第9章 アニメ風
米軍の衝撃と新戦術
沖縄沖での壊滅的敗北は、太平洋艦隊司令官レイモンド・スプルーアンス大将を奈落の底へ突き落とした。
数時間で失われた上陸部隊。そして、幻のように現れては米軍を打ち砕いた“謎の艦隊”。

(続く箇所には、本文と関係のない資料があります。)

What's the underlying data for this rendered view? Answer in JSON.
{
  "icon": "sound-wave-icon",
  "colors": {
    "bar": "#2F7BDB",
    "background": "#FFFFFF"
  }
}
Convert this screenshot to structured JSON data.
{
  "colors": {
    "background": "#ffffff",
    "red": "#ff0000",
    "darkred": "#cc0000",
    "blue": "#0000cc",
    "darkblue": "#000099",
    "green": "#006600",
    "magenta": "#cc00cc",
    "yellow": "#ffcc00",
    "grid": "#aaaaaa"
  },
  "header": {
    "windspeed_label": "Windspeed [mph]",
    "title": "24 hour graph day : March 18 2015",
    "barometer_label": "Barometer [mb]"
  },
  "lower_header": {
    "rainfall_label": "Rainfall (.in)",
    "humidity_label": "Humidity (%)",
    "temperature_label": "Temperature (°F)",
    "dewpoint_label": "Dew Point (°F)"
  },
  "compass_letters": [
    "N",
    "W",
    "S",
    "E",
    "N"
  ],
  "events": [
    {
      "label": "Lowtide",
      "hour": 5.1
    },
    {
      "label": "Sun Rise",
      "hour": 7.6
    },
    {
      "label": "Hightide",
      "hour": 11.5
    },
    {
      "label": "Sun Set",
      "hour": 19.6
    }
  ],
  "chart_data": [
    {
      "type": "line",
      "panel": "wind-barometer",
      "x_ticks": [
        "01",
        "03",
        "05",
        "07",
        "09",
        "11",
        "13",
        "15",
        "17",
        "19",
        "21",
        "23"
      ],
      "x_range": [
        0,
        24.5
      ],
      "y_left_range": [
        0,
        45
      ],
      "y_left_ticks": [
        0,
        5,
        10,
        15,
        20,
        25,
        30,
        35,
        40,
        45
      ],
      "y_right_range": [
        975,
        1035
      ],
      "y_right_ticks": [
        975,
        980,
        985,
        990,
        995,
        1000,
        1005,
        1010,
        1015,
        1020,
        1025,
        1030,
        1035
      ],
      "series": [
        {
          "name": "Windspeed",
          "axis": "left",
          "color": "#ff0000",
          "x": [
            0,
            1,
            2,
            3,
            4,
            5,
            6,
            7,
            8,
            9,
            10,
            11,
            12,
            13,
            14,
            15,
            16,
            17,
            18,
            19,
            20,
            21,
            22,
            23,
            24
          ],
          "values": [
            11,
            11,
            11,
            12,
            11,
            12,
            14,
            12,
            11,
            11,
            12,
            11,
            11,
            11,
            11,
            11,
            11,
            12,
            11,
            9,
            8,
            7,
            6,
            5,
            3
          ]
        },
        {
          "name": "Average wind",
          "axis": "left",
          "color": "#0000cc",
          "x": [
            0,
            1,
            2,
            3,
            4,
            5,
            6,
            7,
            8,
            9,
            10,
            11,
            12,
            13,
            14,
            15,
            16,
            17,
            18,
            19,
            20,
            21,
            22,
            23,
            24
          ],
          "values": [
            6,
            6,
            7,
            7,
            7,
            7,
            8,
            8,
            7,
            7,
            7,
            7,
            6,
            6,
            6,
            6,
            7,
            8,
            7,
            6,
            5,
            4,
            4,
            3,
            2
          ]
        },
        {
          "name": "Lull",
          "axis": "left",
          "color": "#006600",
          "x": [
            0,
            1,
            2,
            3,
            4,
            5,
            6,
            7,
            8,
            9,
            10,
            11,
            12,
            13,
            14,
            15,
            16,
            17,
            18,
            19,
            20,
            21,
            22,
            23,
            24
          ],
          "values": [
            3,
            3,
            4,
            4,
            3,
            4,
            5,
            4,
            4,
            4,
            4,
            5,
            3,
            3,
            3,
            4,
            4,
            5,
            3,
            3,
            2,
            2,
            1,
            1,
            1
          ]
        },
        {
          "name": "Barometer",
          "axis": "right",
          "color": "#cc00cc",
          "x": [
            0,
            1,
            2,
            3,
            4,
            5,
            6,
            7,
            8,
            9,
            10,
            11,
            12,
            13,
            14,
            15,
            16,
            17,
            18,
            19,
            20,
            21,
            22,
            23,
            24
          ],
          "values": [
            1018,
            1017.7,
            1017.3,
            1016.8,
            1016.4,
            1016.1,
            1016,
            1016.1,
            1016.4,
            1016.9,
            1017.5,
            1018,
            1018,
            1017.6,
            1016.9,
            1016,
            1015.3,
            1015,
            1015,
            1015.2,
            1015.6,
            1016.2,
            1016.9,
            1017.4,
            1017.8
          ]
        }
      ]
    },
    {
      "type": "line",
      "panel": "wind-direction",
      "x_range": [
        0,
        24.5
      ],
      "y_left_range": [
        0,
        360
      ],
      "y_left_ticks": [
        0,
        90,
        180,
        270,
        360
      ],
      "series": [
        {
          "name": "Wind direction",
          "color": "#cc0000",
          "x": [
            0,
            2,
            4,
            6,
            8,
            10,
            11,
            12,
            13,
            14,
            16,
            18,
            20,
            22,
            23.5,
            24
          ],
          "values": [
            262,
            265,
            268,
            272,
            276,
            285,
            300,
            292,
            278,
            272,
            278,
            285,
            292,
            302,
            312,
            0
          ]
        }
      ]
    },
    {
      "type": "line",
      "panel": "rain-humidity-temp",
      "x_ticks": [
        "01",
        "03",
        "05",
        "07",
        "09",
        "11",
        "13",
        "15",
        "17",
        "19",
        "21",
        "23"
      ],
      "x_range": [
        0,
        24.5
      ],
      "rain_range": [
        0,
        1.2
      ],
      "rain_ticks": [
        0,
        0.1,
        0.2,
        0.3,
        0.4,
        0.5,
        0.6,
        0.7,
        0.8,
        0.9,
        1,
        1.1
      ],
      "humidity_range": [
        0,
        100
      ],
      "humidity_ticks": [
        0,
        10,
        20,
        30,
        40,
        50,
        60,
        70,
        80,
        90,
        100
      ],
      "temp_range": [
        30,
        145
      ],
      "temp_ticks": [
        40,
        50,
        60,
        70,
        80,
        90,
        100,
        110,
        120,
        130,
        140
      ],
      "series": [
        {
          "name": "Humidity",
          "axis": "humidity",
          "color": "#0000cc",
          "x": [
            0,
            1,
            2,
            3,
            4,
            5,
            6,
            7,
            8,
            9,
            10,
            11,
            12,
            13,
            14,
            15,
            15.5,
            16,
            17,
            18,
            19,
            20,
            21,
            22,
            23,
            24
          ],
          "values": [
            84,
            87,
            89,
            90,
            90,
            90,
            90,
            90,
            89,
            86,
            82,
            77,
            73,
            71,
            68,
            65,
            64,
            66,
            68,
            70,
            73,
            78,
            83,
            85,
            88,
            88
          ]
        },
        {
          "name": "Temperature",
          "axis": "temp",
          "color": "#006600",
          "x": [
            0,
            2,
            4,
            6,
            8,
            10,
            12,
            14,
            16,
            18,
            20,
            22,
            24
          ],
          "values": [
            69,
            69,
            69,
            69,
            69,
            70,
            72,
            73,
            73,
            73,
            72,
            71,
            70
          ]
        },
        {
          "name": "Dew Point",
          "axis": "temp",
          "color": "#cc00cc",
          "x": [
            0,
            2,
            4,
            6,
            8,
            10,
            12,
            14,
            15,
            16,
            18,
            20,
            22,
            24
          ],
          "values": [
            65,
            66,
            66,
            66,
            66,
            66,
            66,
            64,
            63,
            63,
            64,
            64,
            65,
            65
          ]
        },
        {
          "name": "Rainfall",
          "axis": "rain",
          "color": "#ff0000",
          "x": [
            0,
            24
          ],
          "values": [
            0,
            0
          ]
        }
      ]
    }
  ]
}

従来の戦術や情報網では説明のつかない異常事態だった。
スプルーアンスは決断する。
「これは、日本が秘かに開発した新型兵器だ」
そう位置づけるしかなかった。
全艦隊に厳戒態勢が敷かれ、全将兵へ通達が飛ぶ。
――日本は想像を超える兵器を手にした。未知の脅威に備えよ。
情報部は奔走した。
ドイツからの技術供与か、日本独自の超兵器か。
だが、答えはどこにもなかった。存在しないはずの艦艇、識別不能のレーダー波、空中で煙のように消える航空機。
米軍は理解不能の敵に直面し、焦燥を募らせていった。
止まらぬ空襲、歴史の抵抗
沖縄での敗北を受け、米軍は戦略を切り替えた。
それが、本土空襲の前倒しだった。
グアム、サイパン、テニアンから、銀色のB-29が次々と飛び立つ。
炎の雨は東京を、名古屋を、大阪を焼き尽くし、木造家屋は一夜にして灰となった。
「いずも」の作戦室。
本土から送られてくる無惨な通信記録に、片倉大佐は険しい顔を崩さなかった。
沖縄での勝利が、本土の悲劇を止めることにはならない。
救われた命は確かにあった。だが、それは時代の奔流の中に浮かぶ、ひとつの泡にすぎぬのではないか――。
歴史の大きな流れは、容易には変わらない。
冷厳な現実が、海自の面々に突きつけられていた。
米軍の対抗策
米軍は諦めなかった。
謎の艦隊が持つ“見えぬ力”に対抗するため、必死の模索を始めた。
戦闘機のレーダーを強化し、低空を飛ぶ機影を探知する。
海自のミサイルの軌道を解析し、対電磁波妨害(ECM)を試作する。
急ごしらえの偵察機は、未熟ながら電子戦機の萌芽だった。
さらに、艦載機に搭載する魚雷の改良に着手する。
既存の兵器では、あの艦隊の機動に追いつけない。ならば、新しい兵器を作るまで。
未来からの介入は、米軍にすら技術革新の刺激を与えていた。
「ダウンフォール作戦」の加速
沖縄での痛手は、米軍を苛烈な方向へと突き動かした。
当初は沖縄制圧後とされた本土上陸作戦――「ダウンフォール作戦」。
その準備が、異例の速さで進められた。
九州、本州の沿岸部に、容赦ない事前砲撃。
爆撃機の群れが空を覆い、艦隊の砲撃が防御陣地を粉砕する。
それは、未来から来た艦隊の存在が、米軍をして早期終戦へと追い立てている証だった。
「我々の介入が……悲劇を加速させているのかもしれん」
片倉は、作戦室の静けさの中で吐き出すように言った。
勝利を重ねても、流れは変わらない。
歴史は抵抗する。
そして、その先に待つのは――彼ら自身の未来を賭けた選択だった。